# Electric Water Heater?



## mco804 (Jul 23, 2007)

I have a question regarding my electric water heater. Whenever I turn that on and leave it on for a while, the water never seems as hot as when I use the LP water heater. It only feels warm. Is there something i'm missing?

second questions
when I use the LP water heater, I always get this black streak outside the trailer next to the vent. Looks like black smoke sticking to the trailer when it comes out of the vent. Is it possible that I might have it turn up to high? Can I leave my LP water heater on 24/7 while camping. Right now i'm turning it off after our showers since I get that black streak from the smoke outside.

thanks


----------



## tdvffjohn (Mar 10, 2005)

I leave mine on 24/7 while camping. It does seem hotter on propane but that fine for washing. If showers are to be taken, I use both electric and propane together for quicker recovery.

The black I do not believe should happen. Probably needs a flame adjustment and someone will chime in and explain how

.


----------



## Husker92 (Feb 11, 2006)

[quote name='mco804' date='May 7 2008, 12:12 PM' post='289883']
I have a question regarding my electric water heater. Whenever I turn that on and leave it on for a while, the water never seems as hot as when I use the LP water heater. It only feels warm. Is there something i'm missing?

This past weekend I had the same problem in my new 30 BHQ. So go the the water heater and remove the outside cover. Look in the lower left corner of the water heater. You should see a on/off switch. Remove the pin and switch it to on.

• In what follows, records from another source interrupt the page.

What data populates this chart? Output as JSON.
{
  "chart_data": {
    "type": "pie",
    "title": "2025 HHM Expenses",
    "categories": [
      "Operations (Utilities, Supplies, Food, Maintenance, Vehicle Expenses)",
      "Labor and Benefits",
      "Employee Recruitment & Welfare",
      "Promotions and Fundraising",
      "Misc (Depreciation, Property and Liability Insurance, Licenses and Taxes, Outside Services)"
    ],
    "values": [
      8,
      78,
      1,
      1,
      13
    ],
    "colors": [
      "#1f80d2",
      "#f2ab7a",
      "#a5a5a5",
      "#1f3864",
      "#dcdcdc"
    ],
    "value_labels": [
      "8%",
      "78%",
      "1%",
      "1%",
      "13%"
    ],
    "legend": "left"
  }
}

Then it should work.

Happy Outbacking!


----------



## Ghosty (Jan 17, 2005)

My Hot water on ELECTRIC actually wil scald you -- i can't really see a difference between propane or electric heat-wise... I only use the propane side of the water heater when i flip on both the propane and electric at the same time to heat up the water the fastest ...


----------



## mco804 (Jul 23, 2007)

that pin, what is it for? can I always leave it on the on position regardless of what I use?
also do I only have 1 hot water heater tank or 2, one for propane and 1 for electric?

thanks for the help guys


----------



## Nathan (Jan 2, 2007)

You have 1 tank that can run off 120V electric, or Propane, or both.


----------



## jetjane (Feb 8, 2007)

"battalionchief3" had the same smoke problem and posted a thread including pics and the fix not too long ago. Click HERE for the link!


----------



## battalionchief3 (Jun 27, 2006)

Why yes I did.........simple fix if your blowing smoke. 5 min fix.


----------



## Husker92 (Feb 11, 2006)

mco804 said:


> that pin, what is it for? can I always leave it on the on position regardless of what I use?
> also do I only have 1 hot water heater tank or 2, one for propane and 1 for electric?
> 
> thanks for the help guys


I guess the pin is used to ensure the electric water heater is not turn on without water during transport or at the dealership. You can damage the electric element if the tank is dry. I would keep it on since you control the water heater with the switches inside your trailer.

Good luck!


----------



## mco804 (Jul 23, 2007)

perfect, thanks for the info guys.


----------



## Ralph & Brenda Miller (May 1, 2007)

mco804 said:


> I have a question regarding my electric water heater. Whenever I turn that on and leave it on for a while, the water never seems as hot as when I use the LP water heater. It only feels warm. Is there something i'm missing?
> 
> second questions
> when I use the LP water heater, I always get this black streak outside the trailer next to the vent. Looks like black smoke sticking to the trailer when it comes out of the vent. Is it possible that I might have it turn up to high? Can I leave my LP water heater on 24/7 while camping. Right now i'm turning it off after our showers since I get that black streak from the smoke outside.
> ...


I had a problem 1 time with my hot water heateron my 26RS. Normally I use the electric, and when showers are taken, I use both electric and propane (for faster recovery). As far as what I found reguarding the black, it was a simple as a spider built a web inside the gas line (they like the propane), causing the hot water heater to run rich. After I dismantled the gas line and removed the spider web (when dismantled I could see the web) the hot water heater ran/is running great.


----------